ふたつの時を、重ねていく【『ふたつの弧が、重なるとき』番外編/不定期更新中】
 頭を膝に預けたまま「うーん、うーん」と身体を捻って唸る私を見て、祥ちゃんが小さく肩を揺らし笑っていた。

「どうしたの?」

「あ、ごめん。悩んでる顔、可愛くて」

「もう。

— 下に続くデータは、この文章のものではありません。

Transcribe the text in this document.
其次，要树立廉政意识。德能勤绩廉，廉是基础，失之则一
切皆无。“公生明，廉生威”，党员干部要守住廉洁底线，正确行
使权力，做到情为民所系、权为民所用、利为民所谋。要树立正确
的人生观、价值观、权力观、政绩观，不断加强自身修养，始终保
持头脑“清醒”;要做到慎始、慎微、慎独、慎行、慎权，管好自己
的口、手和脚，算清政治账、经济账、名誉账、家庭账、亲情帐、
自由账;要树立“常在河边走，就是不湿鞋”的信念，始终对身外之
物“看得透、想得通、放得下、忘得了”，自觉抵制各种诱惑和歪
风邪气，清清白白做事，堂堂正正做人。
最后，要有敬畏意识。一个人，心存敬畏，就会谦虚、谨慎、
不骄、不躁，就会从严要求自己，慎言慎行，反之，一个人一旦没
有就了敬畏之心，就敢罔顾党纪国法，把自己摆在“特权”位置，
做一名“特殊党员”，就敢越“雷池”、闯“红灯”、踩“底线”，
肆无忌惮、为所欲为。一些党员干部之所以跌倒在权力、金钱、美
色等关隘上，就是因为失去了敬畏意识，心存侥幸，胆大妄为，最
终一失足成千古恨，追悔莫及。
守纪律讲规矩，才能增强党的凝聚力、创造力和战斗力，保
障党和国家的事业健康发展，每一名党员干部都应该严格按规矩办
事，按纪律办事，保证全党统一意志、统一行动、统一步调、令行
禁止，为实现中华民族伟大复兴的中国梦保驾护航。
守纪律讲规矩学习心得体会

こっちは真剣なのにっ」

 唇を尖らせながら寝返りを打ち、その腰に腕を回して、祥ちゃんの香りに顔を埋めた。

「行き詰まってきちゃった……!」

「じゃあ、今日はもう休んだら? 寝て起きたら、案外いいアイディアが降ってくるかもよ」

「でも、会議で決まりかけてたところをストップさせちゃったから、早くいい案を出さなきゃって思ってて……」

 悶々と悩んでいると、祥ちゃんは「うんうん」と言いながら膝枕を終了する。
 そして毛布を私の身体にぐるっと巻きつけると、その上からギュッと抱きしめた。

「はい、強制お布団」

「……あったかーい」

 ぽかぽかとした温もりに包まれる。
 その優しさに心が解きほぐされながら、軽くキスを交わした。


 その瞬間――私の中でパズルのピースがカチリとハマる。


「『強制お布団』……いいかも!」

 急に声を上げた私を、祥ちゃんが「え?」と不思議そうに見る。

「いつもは控えめに、そっと寄り添って癒やしてくれるこの子が、頑張りすぎて疲れている子を見かねて、強引にお布団で休ませてあげるの! これならギャップになるし、キャラクター性も崩れない!」

「なるほど。めっちゃいいじゃん」

「祥ちゃん、天才っ!」

 歓喜のあまり、くるまれた毛布から腕を出して、思い切り抱きついた。

「お役に立てたなら、何よりです」

 祥ちゃんは目尻を下げて微笑むと、頭をポンポンと撫でてくれた。
 そのまま、そっと身を寄せ合いながら、幸せな眠りについたのだった。